The file must exists and its ctime should not be older than a day

***************
* ProxyFilter *
***************

--TrustedProxy
Extra options for TrustedProxy
--add=<IPv4 or IPv6>
--del=<IPv4 or IPv6>

*************
* SenseLog *
*************
-–module=SenseLog --check-log-file=<value>
Run SenseLog log analyzes on a given log file. This command is useful when SenseLog is not activated or it haven't found the given log file yet.
Extra parameter:
--type=<ApacheAccess|NginxAccess| other ini sections found in the config.ini> Default is ApacheAccess

******************
* SandboxScanner *
******************
--module=SandboxScanner --scan=<value>
You can manually start SandboxScanner scan on a specific directory.
Extra options for scan:
--dryrun

--module=SandboxScanner --analyze-file=<value>
Runs analytics on a file and outputs the results, showing if the provided file is suspected as being malicious or not.
Example: bitninjacli --module=SandboxScanner --analyze-file=/path/to/file .
Short Version: bitninjacli --analyze-file=/path/to/file

**********
* System *
**********
--module=System --update
Runs force Agent update via cli

*******************
* Backup module *
*******************
Backup module CLI options:

--module=Backup --create-full=<value>
Create a full backup from the given directory

--module=Backup --restore=<value>
Restore backup for a directory
Extra options for restore:
--file=<value>

**********************
* MISC *
**********************
bitninjacli --licenseinfo|--serverinfo|--countusers|--version|--status-all|--dump-all-configs

--licenseinfo
Queries the current license information.
It can be trial, ok (means active pro license), no_payment

--serverinfo
Shows detailed information about the server, agent installation and license

--countusers
Counts and logs how many hosted users/domains do you have on the server.

--version
The version number of your installed BitNinja agent.

--status-all
Lists all modules (even if they are disabled) and their details in a JSON format if BitNinja is running.

--dump-all-configs
Prints all loaded configurations as a json

Module Options

BitNinja CLI offers control over its modules with:

--module=ModuleName

Every module can receive the following commands:

--stop/--start/--restart

They will stop/start/restart BitNinja module processes.
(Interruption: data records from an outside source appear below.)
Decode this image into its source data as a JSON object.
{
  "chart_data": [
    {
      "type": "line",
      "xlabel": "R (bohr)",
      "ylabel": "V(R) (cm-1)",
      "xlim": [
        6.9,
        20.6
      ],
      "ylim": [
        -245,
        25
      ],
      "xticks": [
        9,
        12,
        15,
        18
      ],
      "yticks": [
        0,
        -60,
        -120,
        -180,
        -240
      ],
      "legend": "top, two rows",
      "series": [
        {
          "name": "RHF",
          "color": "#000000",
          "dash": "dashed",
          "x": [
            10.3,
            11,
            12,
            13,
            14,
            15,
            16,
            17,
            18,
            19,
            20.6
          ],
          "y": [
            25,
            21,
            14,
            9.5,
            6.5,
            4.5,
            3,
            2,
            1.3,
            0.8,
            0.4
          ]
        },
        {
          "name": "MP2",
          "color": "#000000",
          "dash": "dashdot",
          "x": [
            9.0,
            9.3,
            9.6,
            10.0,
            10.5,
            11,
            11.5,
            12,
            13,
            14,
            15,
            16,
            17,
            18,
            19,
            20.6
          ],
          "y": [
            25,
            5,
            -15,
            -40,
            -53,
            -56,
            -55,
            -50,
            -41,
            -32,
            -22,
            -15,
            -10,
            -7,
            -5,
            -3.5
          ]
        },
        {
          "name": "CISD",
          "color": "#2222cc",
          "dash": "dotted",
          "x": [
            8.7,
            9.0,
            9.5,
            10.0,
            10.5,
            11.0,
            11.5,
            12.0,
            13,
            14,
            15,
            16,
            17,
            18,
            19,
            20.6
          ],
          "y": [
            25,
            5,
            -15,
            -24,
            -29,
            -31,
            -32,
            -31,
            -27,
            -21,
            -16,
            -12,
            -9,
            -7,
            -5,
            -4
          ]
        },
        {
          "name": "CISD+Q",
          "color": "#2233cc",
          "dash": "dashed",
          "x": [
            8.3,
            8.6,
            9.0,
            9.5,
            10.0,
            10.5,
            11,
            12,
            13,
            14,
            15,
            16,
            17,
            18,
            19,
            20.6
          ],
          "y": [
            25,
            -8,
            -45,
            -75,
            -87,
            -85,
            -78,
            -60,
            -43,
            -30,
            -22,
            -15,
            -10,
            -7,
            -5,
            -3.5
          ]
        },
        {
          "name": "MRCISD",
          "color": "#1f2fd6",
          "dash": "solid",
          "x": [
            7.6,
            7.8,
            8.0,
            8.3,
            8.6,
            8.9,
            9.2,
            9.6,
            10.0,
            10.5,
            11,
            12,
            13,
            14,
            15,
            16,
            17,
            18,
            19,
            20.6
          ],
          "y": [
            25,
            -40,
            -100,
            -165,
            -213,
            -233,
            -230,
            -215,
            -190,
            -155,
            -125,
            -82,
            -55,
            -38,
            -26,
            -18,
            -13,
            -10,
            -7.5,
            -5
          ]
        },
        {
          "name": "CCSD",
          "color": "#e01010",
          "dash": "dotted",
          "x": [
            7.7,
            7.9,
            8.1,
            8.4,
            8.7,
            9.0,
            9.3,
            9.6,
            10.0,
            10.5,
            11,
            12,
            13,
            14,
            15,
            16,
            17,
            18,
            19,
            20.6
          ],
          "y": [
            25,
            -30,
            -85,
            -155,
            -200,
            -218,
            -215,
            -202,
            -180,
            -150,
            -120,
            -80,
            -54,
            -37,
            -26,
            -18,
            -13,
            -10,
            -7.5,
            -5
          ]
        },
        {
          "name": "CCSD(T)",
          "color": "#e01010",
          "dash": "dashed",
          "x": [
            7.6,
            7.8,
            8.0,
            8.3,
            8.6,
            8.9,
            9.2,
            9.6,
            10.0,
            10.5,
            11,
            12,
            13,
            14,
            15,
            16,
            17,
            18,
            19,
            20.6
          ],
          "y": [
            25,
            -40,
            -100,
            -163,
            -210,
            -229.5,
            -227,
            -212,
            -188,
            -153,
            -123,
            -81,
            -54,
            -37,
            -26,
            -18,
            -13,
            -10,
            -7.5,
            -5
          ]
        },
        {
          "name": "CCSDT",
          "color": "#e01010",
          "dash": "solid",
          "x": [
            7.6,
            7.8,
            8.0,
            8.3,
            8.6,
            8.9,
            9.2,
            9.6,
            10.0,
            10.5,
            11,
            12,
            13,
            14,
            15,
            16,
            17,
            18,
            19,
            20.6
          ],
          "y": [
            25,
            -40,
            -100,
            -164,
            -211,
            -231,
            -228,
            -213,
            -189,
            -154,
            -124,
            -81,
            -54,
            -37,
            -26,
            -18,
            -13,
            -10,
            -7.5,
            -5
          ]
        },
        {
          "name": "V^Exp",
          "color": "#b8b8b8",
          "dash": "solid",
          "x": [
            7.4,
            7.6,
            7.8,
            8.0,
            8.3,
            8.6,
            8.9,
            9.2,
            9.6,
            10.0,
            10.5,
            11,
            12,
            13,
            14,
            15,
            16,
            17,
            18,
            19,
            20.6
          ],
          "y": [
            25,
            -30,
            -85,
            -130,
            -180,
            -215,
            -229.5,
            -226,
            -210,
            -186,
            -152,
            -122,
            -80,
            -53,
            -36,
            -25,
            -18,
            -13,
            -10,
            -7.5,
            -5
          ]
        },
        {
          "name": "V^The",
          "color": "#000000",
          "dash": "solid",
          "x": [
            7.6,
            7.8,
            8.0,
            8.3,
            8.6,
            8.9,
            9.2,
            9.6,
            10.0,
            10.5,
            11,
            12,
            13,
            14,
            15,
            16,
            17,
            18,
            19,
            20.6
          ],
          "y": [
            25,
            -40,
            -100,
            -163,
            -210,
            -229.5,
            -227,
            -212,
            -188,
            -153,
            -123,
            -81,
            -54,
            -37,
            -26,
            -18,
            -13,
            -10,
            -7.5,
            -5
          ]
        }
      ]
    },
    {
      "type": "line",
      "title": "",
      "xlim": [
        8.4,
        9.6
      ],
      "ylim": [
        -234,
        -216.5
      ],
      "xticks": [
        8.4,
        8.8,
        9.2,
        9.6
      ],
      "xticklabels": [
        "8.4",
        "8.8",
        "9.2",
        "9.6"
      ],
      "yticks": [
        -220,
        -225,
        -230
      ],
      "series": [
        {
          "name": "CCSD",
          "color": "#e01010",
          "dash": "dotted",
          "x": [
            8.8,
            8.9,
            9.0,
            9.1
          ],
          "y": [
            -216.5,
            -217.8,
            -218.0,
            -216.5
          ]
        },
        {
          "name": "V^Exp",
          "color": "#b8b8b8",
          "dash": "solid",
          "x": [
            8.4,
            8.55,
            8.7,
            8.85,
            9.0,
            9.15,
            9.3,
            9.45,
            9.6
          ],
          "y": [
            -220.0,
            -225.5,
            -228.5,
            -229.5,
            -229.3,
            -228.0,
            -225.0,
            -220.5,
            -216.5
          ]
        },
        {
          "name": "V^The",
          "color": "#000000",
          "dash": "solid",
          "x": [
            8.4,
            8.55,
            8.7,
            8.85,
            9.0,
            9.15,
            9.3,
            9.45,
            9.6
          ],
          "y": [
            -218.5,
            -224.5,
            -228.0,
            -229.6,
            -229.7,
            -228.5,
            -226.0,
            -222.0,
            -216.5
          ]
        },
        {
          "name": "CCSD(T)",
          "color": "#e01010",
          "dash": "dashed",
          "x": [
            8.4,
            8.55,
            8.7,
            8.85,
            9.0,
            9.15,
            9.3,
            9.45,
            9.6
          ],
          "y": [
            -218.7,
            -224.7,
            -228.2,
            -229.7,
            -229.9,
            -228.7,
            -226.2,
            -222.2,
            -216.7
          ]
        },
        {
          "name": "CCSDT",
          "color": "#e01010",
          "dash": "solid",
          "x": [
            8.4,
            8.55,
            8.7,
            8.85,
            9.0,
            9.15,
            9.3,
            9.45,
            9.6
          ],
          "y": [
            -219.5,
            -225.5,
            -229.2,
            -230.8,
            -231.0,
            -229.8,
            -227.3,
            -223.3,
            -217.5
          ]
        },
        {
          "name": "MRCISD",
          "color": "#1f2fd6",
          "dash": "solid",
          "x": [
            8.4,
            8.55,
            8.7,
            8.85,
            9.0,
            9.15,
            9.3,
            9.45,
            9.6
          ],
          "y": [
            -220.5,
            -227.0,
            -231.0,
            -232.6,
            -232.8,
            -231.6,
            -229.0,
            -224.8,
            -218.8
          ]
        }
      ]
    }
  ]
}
It can be useful for example, when AntiFlood module bans your attacking IP address and puts it in the local blacklist while you're testing the agent. In this case, you can use the following command to test further:

bitninjacli --module=AntiFlood --stop

Almost every module can receive the following commands:

--enabled/--disabled/--reload

'Enabled' will activate the module and it will start detection. 'Disabled' will stop the detection, but the module process itself will still run. With 'reload' you can reload the module configuration without the need of restarting the Agent.

Unfortunately, not every module is compatible with these command options. See the available options on the module pages.